EL PAíS
› OPINION
Para que todo quede igual
› Por James Neilson
En el país de los contras, el conservadurismo es rey porque las distintas protestas, causas, cruzadas, o lo que fuera, siempre terminan neutralizándose. Aunque desde hace más de medio siglo la Argentina está en manos de personajes que antes de mudarse a la Casa Rosada se comprometieron a llevar a cabo cambios estructurales, para no decir revolucionarios, tan tremendos que equivaldrían a la segunda fundación del país o algo semejante, los resultados de su trabajo nunca han tenido mucho que ver con lo que habían prometido. No es que la Argentina se haya quedado atrapada en los años veinte o treinta del siglo pasado: lo mismo que todos los demás países del mundo, se ha transformado. Es que su evolución ha seguido un curso que absolutamente nadie pensaría en reivindicar aunque los integrantes de un puñado selecto de empresarios, financistas y políticos tienen algunos motivos para sentirse conformes. Desde su punto de vista por lo menos, la historia de las décadas últimas tiene sus atenuantes.

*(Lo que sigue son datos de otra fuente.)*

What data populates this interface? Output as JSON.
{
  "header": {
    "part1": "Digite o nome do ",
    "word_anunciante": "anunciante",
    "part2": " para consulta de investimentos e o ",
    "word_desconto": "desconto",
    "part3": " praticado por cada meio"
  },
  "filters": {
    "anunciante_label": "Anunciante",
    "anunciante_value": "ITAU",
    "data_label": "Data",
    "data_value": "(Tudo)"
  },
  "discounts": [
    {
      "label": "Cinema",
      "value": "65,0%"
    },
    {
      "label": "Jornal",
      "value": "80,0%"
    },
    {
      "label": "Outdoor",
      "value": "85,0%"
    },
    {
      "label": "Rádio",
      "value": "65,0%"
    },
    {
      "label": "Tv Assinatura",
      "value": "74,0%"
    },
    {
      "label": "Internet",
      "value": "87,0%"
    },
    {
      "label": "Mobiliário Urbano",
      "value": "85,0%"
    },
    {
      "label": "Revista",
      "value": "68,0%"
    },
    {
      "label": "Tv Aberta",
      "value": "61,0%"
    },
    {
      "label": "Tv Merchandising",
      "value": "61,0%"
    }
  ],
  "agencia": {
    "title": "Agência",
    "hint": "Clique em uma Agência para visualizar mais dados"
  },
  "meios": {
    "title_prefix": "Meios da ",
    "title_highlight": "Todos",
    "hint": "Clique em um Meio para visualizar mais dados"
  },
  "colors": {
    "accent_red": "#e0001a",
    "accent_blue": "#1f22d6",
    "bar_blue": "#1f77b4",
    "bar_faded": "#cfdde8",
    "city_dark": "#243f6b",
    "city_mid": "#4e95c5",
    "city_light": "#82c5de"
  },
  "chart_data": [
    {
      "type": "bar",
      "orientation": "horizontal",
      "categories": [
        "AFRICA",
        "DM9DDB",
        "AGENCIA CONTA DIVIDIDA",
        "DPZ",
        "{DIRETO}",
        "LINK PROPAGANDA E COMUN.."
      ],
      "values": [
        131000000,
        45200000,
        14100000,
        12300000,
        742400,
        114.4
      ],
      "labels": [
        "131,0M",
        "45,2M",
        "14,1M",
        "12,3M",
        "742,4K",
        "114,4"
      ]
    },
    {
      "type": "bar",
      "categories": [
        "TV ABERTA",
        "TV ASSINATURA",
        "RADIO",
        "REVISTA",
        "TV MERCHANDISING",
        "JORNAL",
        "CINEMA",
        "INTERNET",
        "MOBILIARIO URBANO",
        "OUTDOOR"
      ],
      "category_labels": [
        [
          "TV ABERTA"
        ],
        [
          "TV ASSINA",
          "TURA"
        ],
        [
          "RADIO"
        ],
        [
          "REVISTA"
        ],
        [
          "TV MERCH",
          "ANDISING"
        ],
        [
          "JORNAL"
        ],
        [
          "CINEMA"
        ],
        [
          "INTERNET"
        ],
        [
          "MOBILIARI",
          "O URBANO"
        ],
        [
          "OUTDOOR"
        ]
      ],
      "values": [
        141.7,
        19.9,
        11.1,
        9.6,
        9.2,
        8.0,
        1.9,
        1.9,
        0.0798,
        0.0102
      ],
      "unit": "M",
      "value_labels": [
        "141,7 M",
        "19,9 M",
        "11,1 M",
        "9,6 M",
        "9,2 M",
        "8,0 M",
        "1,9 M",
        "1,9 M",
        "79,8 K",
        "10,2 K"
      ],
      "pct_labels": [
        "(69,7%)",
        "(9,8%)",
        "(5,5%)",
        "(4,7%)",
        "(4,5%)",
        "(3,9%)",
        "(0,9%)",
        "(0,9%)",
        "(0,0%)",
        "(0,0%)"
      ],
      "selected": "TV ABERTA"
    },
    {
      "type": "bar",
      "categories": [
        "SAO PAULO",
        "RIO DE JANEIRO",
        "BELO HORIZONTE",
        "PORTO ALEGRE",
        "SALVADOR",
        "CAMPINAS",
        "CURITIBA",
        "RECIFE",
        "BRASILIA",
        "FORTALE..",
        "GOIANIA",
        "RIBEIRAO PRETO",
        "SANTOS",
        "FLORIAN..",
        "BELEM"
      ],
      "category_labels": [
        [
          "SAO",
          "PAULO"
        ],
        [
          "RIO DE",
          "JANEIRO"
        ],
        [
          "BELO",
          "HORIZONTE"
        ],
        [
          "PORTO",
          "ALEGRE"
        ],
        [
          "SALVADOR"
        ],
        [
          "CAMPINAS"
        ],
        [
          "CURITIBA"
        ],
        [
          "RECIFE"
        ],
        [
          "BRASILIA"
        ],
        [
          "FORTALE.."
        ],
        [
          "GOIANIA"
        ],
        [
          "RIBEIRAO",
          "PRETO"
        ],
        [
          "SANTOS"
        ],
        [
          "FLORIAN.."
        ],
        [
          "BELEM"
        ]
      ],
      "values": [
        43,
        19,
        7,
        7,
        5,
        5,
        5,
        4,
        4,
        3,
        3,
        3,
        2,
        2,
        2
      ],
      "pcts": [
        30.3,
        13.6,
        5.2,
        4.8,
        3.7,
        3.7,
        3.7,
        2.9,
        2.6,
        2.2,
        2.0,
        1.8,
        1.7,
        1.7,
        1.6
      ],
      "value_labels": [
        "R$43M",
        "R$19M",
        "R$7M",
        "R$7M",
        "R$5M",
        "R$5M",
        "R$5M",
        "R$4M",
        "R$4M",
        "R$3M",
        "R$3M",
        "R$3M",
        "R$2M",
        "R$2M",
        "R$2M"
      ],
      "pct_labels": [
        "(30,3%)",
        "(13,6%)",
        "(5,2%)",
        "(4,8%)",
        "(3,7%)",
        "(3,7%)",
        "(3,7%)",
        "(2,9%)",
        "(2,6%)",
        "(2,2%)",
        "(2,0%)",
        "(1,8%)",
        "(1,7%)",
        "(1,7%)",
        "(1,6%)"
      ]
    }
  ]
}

Atribuir esta realidad deprimente a los esfuerzos de una camarilla infinitamente astuta ubicada aquí o en el exterior carece de sentido. Ni siquiera los ganadores, individuos que hoy en día viven rodeados de matones alquilados, pueden estar satisfechos con lo que ha sucedido. Se debe a que muchísimos años atrás se rompieron los mecanismos que sirven para conectar el motor, o sea, la voluntad de quienes en teoría mandan, con el resto de la sociedad. Los gobernantes –civiles o militares, peronistas o radicales, progres o “neoliberales”, da igual–, manejan los controles como hacen sus homólogos en otras latitudes, pero las consecuencias nunca son las previstas. Para colmo, parecería que nadie tiene demasiado interés en remediar esta deficiencia.
Mientras los políticos se divierten hablando de sistemas electorales, quienes es de suponer quieren producir cambios auténticos se desahogan parloteando en torno de la arquitectura financiera planetaria. Como los científicos que según Jonathan Swift se dedicaban a extraer rayos solares de los pepinos, no se proponen emprender tareas más prácticas. De éstas, la principal consistiría en la construcción de un Estado que realmente funcionara, pero, ¡vaya sorpresa!, los contras más vehementes están lo más decididos a asegurar que nadie toque el que efectivamente existe, lo que quiere decir que aun cuando las elecciones próximas vieran el triunfo de la progresía nacional, su llegada al poder no modificaría nada porque no contaría con los instrumentos necesarios para concretar sus aspiraciones mínimas.